There is this device from Rohm with the same noise as the AD743, 5uv offset and 1mA quiescent current.
https://www.rohm.com/datasheet/LMR1802G-LB/lmr1802g-lb-e
Then there is a slightly lesser version from TI, the OPA1656
http://www.ti.com/lit/ds/sbos901a/sbos901a.pdf
Hans
I know but the question was about CFA's. There's also a 1fA CMOS electrometer out there somewhere.
This is still mix and match. When you use an ideal or near ideal voltage amplifier you want SNR in dBV not dBW. Taking 10*log of a simple voltage divider ratio just makes for unnecessary interpretation. If you put a divide by two attenuator in front of a voltage amplifier driving a load the load gets 1/4 the power i.e. -6dB.
Scott,
Did you look at my table?
I used 20*log(signal/noise) and not the 10*log
Hans
Richard, I don't have models for any MC SUT's but I did run some simulations with some Edcore interstage transformers and found that they ran about 0.5dB "NF" when unloaded driving an ultra low noise FET amp. Did you look at that Jensen app note, ironically it uses my AD743 "DA LOWEST NOISE IC FET OP-AMP IN DA UNIVERSE". I can only figure that they included the op-amp and termination in the noise. Big smilies all around
This looks like a pretty fine step-up replacement for the NE5534 in a standard MM RIAA amp - the noise from ~1k to about 40k looks to be that of a pure resistor. I'll have to get a few and play with them.
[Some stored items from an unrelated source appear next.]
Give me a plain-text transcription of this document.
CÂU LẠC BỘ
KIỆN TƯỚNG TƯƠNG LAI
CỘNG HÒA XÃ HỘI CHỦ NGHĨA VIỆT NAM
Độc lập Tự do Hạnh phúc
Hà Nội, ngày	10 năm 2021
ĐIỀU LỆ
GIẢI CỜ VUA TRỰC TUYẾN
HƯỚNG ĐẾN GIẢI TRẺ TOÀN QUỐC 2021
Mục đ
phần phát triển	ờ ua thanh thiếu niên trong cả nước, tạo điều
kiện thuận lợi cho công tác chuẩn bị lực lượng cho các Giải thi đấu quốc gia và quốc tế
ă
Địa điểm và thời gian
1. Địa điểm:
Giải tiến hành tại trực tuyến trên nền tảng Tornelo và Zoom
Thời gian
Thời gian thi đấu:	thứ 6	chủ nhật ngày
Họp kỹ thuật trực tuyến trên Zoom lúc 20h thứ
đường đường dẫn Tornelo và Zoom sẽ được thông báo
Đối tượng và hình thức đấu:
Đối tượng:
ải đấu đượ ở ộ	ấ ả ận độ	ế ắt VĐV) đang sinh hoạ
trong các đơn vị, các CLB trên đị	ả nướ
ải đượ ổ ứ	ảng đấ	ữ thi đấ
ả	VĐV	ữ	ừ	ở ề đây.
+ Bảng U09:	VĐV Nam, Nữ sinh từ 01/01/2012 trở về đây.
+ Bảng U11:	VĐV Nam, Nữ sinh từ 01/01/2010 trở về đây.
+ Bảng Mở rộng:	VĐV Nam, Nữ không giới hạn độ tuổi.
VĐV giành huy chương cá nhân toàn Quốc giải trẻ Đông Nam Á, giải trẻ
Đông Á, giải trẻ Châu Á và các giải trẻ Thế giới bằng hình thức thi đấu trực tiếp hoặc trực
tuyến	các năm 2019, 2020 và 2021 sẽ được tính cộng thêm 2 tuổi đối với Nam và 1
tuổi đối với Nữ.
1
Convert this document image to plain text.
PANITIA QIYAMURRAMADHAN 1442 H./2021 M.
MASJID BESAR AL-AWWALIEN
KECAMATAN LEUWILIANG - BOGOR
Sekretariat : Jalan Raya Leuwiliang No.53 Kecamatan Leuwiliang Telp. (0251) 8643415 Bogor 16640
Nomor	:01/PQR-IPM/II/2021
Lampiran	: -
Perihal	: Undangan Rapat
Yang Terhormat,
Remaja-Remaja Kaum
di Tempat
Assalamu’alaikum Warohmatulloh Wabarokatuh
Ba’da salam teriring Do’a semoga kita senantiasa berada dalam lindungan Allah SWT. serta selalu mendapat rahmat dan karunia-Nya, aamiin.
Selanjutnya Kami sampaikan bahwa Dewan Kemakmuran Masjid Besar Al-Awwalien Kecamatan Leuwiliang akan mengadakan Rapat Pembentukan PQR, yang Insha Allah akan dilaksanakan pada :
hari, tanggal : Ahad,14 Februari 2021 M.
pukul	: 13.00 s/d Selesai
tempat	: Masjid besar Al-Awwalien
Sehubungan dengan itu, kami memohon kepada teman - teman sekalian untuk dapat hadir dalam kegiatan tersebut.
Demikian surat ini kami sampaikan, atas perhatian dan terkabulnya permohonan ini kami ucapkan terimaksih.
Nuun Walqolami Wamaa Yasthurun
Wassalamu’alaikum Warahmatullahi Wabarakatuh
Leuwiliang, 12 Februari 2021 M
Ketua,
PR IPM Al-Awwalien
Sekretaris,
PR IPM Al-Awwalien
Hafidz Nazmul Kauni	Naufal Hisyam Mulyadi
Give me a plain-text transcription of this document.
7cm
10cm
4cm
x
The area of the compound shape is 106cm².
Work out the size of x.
The CMOS parts are nice but 5V so not enough DNR for audio. A few folks here have used the de-comped AD745 for RIAA. If you find them unavailable I could send some from my private stash.
@Richard Sorry for OT, but this guy could use some advise about microphones for a cool project: EU round of subjective blind comparison of small fullrangers. Help needed.
Cheers!
Cheers!
Thanks Scott - I’ll try the 745 - I can probably get them from RS or Moser over here.